In light of the abuse allegations leveled against Woody Allen by his daughter Dylan Farrow in the New York Times, the Hollywood press immediately began showing sympathy for the those who have the most to lose in this awful situation: Cate Blanchett and Blue Jasmine's Oscar chances.

The Hollywood Reporter's Scott Feinberg addressed the importance of the abuse allegations in his article "Dylan Farrow's Op-Ed Targets Woody Allen But Could Hurt Cate Blanchett More":

Is Cate Blanchett's best actress Oscar for her performance in Woody Allen's Blue Jasmine as assured as most people believe? Probably — but being called out on the New York Times' website for associating with an alleged child molester certainly won't help her cause.

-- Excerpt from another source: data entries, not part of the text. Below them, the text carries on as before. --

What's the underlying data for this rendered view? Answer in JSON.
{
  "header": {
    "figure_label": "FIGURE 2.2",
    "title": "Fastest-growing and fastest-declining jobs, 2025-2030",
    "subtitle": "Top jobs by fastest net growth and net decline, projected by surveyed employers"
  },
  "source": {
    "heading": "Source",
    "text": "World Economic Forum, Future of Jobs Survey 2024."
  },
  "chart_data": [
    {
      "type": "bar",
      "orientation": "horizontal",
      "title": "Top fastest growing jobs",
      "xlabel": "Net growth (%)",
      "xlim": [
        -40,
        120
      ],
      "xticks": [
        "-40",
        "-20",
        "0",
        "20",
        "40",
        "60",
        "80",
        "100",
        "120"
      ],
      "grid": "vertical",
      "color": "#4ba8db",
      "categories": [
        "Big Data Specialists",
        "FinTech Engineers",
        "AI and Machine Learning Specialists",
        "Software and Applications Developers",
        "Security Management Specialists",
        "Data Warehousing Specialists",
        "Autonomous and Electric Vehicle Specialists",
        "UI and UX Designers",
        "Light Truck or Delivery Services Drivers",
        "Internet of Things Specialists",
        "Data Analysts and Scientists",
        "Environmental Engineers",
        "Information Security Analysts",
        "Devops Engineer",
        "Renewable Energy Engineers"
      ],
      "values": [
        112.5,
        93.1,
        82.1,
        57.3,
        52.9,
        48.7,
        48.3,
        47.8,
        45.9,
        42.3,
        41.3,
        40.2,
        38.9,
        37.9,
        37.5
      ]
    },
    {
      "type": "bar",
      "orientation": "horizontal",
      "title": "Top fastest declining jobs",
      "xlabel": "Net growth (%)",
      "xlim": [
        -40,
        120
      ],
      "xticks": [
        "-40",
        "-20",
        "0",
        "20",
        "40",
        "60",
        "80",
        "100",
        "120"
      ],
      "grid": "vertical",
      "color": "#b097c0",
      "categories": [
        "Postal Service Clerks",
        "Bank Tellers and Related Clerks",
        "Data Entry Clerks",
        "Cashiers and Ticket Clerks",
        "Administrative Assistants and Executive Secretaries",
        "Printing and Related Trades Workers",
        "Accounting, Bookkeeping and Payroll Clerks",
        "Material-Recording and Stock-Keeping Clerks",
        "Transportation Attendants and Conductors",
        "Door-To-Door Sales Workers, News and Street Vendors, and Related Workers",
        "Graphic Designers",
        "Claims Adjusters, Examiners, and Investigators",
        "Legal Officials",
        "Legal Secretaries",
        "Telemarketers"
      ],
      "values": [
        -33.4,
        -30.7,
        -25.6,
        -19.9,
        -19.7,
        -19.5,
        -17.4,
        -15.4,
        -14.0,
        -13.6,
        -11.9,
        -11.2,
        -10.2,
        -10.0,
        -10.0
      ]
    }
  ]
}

No, those allegations generally don't help many causes. But, if you're Feinberg, the most important cause at hand is Cate Blanchett. And asking questions like, why would a young woman ever want to admit alleged abuse unless she wanted to ruin a movie starring Cate Blanchett?

The question of the minds of many is why Farrow, who has heretofore maintained a low public profile, would choose to publicly discuss her history with Allen now? The timing and focus of her piece certainly suggest, to me, that she would like to derail any chance that Allen or those associated with him on his latest film, Blue Jasmine, have of receiving additional awards recognition at the Oscars on March 2.

These questions, of course, completely gloss over the fact the allegations were first made public in 1993 and again last year in a Vanity Fair profile and are in no way new or now. Or that if ruining Oscars was her thing, Farrow could have a field day with 2011's Midnight in Paris. But those facts don't matter because what about Blanchett? We can't forget about Blanchett.

Only Farrow herself can say what her objective was in writing this piece when and how she did. But, whether intended or not, the byproduct of her actions may well be that some Academy members will think twice before supporting Allen or those who have chosen to associate with him on Blue Jasmine when they fill out their Oscar ballots. And while that won't matter much for Allen and Hawkins' prospects — they were both considered to be long shots well before this brouhaha — it could, conceivably, make the road to victory for Blanchett, who is a heavy favorite — having already won best actress Critics' Choice, Golden Globe and SAG, New York Film Critics Circle, Los Angeles Film Critics Association and National Society of Film Critics awards — a little bumpier.

Only in Hollywood—the land where everyone hates priests but loves Michael Jackson and Roman Polanski—are conversations about alleged sexual abuse characterized as bumpy "brouhahas." The Wrap's Steve Pond at least had the decency to admit that asking questions about Blanchett's chances is an "uncomfortable" act.

On Saturday night, Blanchett herself responded to questions about Farrow's statement, and managed to do so without mentioning awards season, presumably because she has a functional brain. "I mean, it's obviously been a long and painful situation for the family, and I hope they find some sort of resolution and peace," she said.

Alec Baldwin, who was also called out in Farrow's statement for his association with Allen, took to Twitter on Sunday with his own compelling stance on the controversy: "What the f&@% is wrong w u that u think we all need to b commenting on this family's personal struggle?" he tweeted. "So you know who's guilty? Who's lying? You, personally, know that?" he continued, adding: "You are mistaken if you think there is a place for me, or any outsider, in this family's issue." He later deleted his responses.

No one knows where the truth lies in this situation, but the knee-jerk responses to defend Allen, call out "liars," and worry about how allegations—allegations for which he cannot be charged—will impact a stupid award is ridiculous. Those in Hollywood who are framing the situation as a premeditated awards-season attack on Allen shows just how far the industry will go to avoid uncomfortable conversations and defend their gods.